Her attempt at looking tough was met with mixed reactions. One of Tagaka’s escorts, a man with a stick-thin mustache in the Earth Kingdom style, frowned at her and shifted his feet. But the pirate queen herself remained unmoved.

“Where are my manners,” she said, giving Yun a perfunctory bow. “It’s my honor to greet the Avatar in the flesh.”

“Tagaka, Marquess of the Eastern Sea,” Yun said, using her self-styled title, “congratulations on your victory over the remnants of the Fade-Red Devils.”

She raised an eyebrow. “You knew of that business?”

“Yachey Hong and his crew were a bunch of sadistic murderers,” Yun said smoothly. “They had neither your wisdom nor your . . . ambition. You did the world a great service by wiping them out.”

“Ha!” She clapped once. “This one studies like Yangchen and flatters like Kuruk. I look forward to our battle of wits tomorrow. Shall we head to my camp? You must be hungry and tired.”

Tomorrow? Kyoshi thought. They weren’t going to wrap this up quickly and leave? They were going to sleep here, vulnerable throughout the night?

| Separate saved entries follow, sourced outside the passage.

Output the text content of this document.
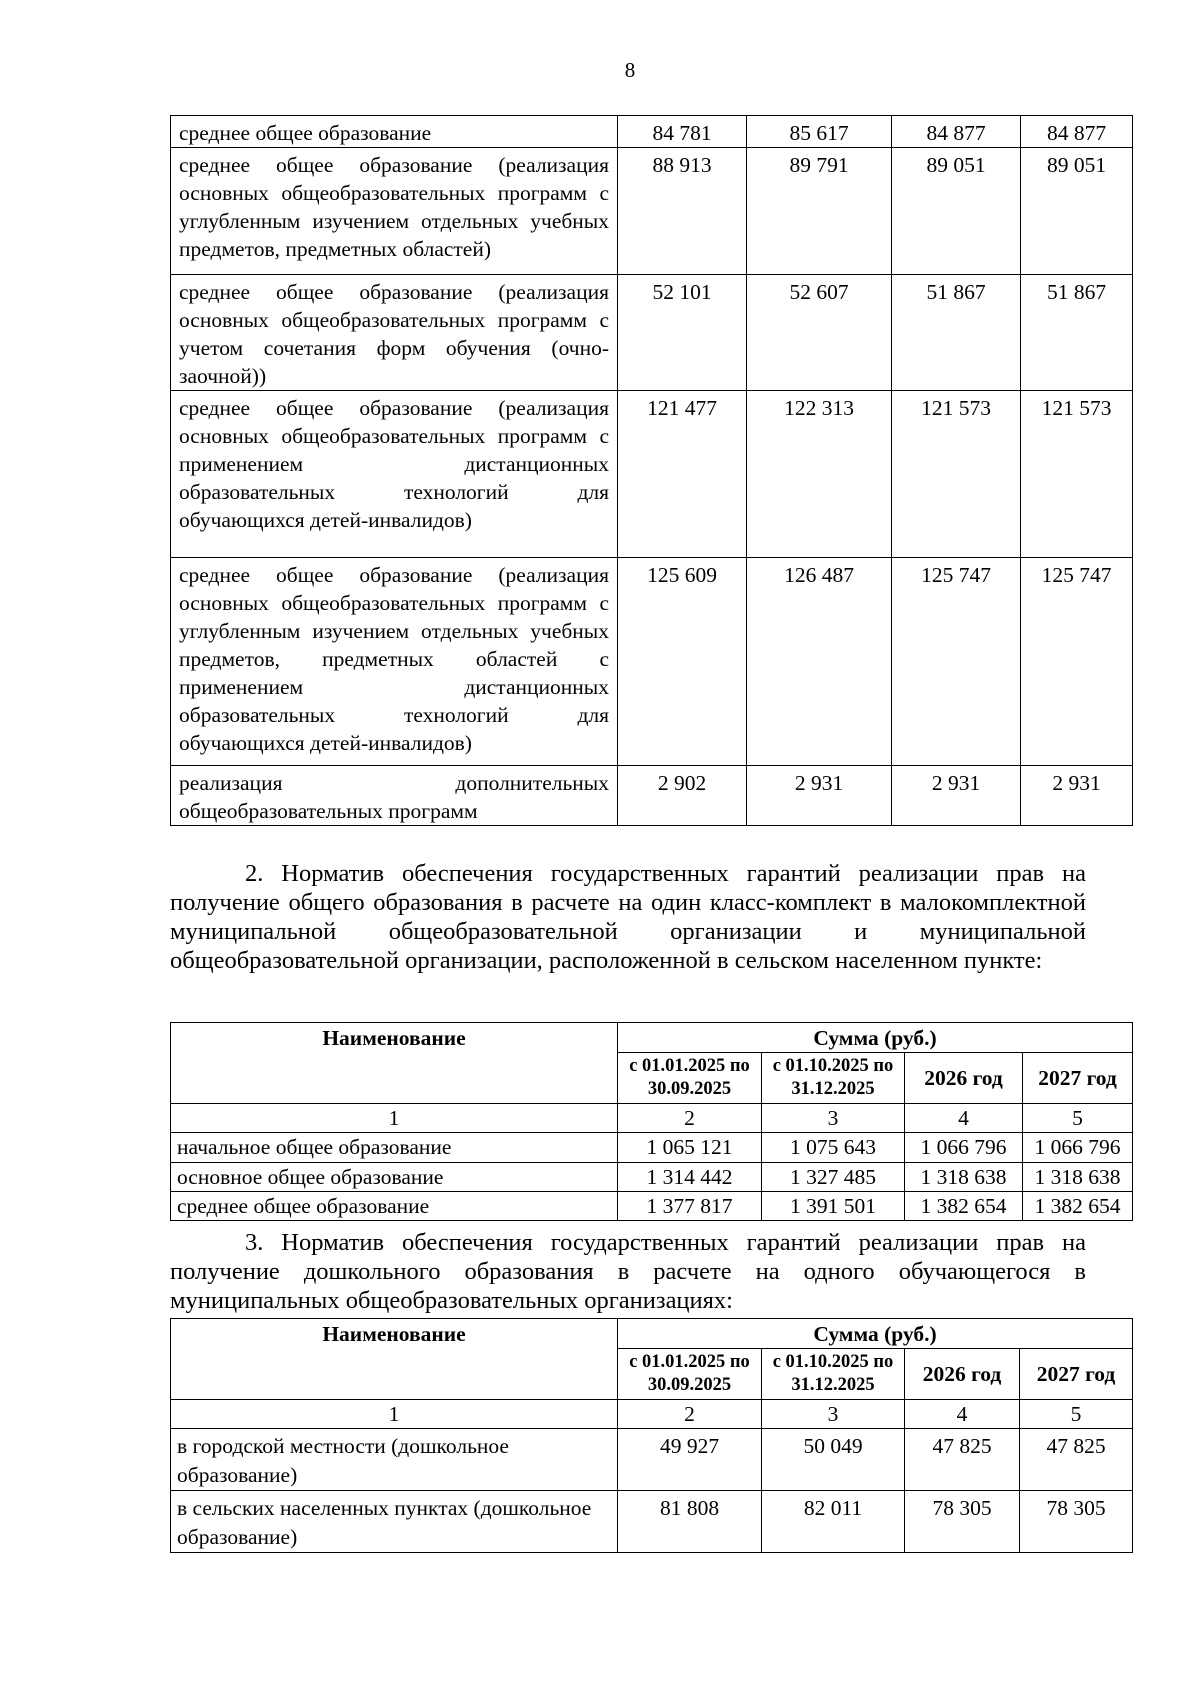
8
среднее общее образование	84 781	85 617	84 877	84 877
среднее общее образование (реализация основных общеобразовательных программ с углубленным изучением отдельных учебных предметов, предметных областей)	88 913	89 791	89 051	89 051
среднее общее образование (реализация основных общеобразовательных программ с учетом сочетания форм обучения (очно-заочной))	52 101	52 607	51 867	51 867
среднее общее образование (реализация основных общеобразовательных программ с применением дистанционных образовательных технологий для обучающихся детей-инвалидов)	121 477	122 313	121 573	121 573
среднее общее образование (реализация основных общеобразовательных программ с углубленным изучением отдельных учебных предметов, предметных областей с применением дистанционных образовательных технологий для обучающихся детей-инвалидов)	125 609	126 487	125 747	125 747
реализация дополнительных общеобразовательных программ	2 902	2 931	2 931	2 931
2. Норматив обеспечения государственных гарантий реализации прав на получение общего образования в расчете на один класс-комплект в малокомплектной муниципальной общеобразовательной организации и муниципальной общеобразовательной организации, расположенной в сельском населенном пункте:
Наименование	Сумма (руб.)			
	с 01.01.2025 по 30.09.2025	с 01.10.2025 по 31.12.2025	2026 год	2027 год
1	2	3	4	5
начальное общее образование	1 065 121	1 075 643	1 066 796	1 066 796
основное общее образование	1 314 442	1 327 485	1 318 638	1 318 638
среднее общее образование	1 377 817	1 391 501	1 382 654	1 382 654
3. Норматив обеспечения государственных гарантий реализации прав на получение дошкольного образования в расчете на одного обучающегося в муниципальных общеобразовательных организациях:
Наименование	Сумма (руб.)			
	с 01.01.2025 по 30.09.2025	с 01.10.2025 по 31.12.2025	2026 год	2027 год
1	2	3	4	5
в городской местности (дошкольное образование)	49 927	50 049	47 825	47 825
в сельских населенных пунктах (дошкольное образование)	81 808	82 011	78 305	78 305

Apparently, that had been the plan all along. “Your hospitality is much appreciated,” Jianzhu said. “Come, everybody.”

It was a very, very awkward dinner.

Tagaka had set up a luxurious camp, the centerpiece a yurt as big as a house. The interior was lined with hung rugs and tapestries of mismatching colors that both kept the cold out and served as markers of how many tradeships she’d plundered. Stone lamps filled with melted fat provided an abundance of light.

Low tables and seat cushions were arranged in the manner of a grand feast. Yun held the place of honor, with Tagaka across from him. She didn’t mind the rest of their table being filled out by the Avatar’s inner circle. Jianzhu’s uniformed guardsmen rotated in and out, trading sneers with the pirate queen’s motley assortment of corsairs.